Tiba-tiba Eiverd berdiri dan berlutut dihadapan Zia. Dia membenamkan wajahnya pada kaki Zia dan menangis.
"Aku tahu aku ngak pantas untuk minta maaf, aku salah dan pengecut. Pukul aku semaumu jika itu bisa mengurangi rasa sakit yang kamu alami." Kata Eiverd pada kekasihnya itu.
Zia tidak bereaksi, dia masih memilih diam. Tias hanya menatap mereka, airmatanya pun sudah mulai jatuh.
"Sudahlah, aku ingin istirahat. Kalian pulanglah, aku akan menghubungi kalian jika sudah siap berbicara tentang hal ini lagi.
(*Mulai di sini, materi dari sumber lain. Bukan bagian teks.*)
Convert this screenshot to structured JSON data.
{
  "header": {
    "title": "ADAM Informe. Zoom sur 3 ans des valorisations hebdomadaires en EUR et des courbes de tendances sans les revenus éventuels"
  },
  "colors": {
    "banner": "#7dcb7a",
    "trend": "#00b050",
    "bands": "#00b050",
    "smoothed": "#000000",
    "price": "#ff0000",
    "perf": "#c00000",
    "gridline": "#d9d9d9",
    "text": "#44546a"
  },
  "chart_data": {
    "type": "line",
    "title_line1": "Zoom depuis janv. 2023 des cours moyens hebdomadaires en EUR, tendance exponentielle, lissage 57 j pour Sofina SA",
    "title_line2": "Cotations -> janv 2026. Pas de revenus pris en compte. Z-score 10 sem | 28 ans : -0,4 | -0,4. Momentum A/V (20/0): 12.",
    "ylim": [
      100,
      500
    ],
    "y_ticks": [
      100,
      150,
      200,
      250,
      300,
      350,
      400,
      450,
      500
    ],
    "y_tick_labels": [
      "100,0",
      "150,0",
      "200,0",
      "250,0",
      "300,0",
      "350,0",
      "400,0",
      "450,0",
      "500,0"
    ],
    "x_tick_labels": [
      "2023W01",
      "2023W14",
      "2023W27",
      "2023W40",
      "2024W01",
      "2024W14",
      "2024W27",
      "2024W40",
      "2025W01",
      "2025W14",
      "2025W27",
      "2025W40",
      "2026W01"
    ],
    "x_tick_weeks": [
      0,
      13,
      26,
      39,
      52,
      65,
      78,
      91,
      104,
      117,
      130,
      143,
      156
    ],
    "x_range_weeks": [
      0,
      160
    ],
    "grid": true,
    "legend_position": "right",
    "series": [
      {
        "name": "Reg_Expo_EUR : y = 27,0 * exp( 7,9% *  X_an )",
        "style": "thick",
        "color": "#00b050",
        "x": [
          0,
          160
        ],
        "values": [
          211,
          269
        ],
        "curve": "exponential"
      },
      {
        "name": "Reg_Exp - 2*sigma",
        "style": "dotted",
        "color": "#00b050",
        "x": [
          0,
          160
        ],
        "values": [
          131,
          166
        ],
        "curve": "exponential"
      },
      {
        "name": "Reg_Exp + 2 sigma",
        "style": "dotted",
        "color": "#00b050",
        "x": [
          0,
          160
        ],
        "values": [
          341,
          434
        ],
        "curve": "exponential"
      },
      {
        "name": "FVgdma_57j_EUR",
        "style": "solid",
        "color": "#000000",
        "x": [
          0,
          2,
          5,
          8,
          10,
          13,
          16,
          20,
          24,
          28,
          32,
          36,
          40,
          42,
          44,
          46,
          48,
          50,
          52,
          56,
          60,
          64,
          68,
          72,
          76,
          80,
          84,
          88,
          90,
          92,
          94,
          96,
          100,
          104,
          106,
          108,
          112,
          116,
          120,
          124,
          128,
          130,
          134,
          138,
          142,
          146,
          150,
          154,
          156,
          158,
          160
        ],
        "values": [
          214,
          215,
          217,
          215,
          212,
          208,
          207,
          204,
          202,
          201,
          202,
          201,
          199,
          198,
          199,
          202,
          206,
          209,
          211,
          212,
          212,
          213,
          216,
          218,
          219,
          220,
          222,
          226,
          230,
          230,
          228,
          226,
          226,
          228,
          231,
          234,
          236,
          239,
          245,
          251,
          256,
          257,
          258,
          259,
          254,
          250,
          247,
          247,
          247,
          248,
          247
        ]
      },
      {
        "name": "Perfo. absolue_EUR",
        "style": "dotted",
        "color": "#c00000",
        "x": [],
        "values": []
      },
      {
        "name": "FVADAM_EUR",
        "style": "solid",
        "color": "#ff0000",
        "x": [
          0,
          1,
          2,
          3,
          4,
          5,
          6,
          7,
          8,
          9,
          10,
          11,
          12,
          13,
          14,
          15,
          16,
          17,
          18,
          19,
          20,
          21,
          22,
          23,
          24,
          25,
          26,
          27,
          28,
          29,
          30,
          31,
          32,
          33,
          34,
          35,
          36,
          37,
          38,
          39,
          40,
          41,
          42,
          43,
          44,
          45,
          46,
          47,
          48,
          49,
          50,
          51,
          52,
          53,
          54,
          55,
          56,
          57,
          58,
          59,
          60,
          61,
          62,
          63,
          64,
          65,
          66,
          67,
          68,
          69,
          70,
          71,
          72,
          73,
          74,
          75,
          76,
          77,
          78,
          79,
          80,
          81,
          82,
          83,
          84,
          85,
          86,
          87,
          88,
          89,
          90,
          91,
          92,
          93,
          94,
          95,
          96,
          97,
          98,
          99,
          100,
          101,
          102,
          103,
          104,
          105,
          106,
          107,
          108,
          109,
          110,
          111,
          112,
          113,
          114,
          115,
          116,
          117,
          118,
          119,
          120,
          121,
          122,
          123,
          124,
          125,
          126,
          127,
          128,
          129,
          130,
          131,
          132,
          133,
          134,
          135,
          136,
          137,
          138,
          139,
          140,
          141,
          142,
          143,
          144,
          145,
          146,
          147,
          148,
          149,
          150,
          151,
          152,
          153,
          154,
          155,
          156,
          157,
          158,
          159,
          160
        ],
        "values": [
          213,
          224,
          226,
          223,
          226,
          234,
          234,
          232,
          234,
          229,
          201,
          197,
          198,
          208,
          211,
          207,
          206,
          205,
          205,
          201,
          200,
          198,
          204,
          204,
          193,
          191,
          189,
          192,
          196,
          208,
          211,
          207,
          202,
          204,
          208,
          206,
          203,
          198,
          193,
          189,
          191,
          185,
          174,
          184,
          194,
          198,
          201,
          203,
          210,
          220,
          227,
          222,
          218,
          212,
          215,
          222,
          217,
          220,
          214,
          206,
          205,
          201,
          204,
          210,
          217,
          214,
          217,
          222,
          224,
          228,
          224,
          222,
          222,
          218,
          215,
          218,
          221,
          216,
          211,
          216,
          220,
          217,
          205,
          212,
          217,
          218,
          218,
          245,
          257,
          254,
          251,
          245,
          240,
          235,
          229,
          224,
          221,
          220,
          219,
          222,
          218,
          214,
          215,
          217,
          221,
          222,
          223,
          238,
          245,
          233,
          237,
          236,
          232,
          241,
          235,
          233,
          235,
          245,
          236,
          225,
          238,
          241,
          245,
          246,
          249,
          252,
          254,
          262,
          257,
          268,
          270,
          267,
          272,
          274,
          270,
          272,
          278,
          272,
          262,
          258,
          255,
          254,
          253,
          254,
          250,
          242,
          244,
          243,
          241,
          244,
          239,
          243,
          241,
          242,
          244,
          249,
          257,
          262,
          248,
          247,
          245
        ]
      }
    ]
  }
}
Untuk saat ini, aku ingin sendiri." Zia kemudian melangkah menuju kamarnya, dan menutup rapat pintu kamarnya itu.
Sementara Eiverd dan Tias saling bertatapan, mereka sadar mendesak Zia saat ini bukan tindakan yang tepat. Mereka berdua melangkah keluar, dengan rasa penyesalan yang sangat besar.
Dan di kamar yang gelap itu, tangis Zia pecah dalam keheningan malam.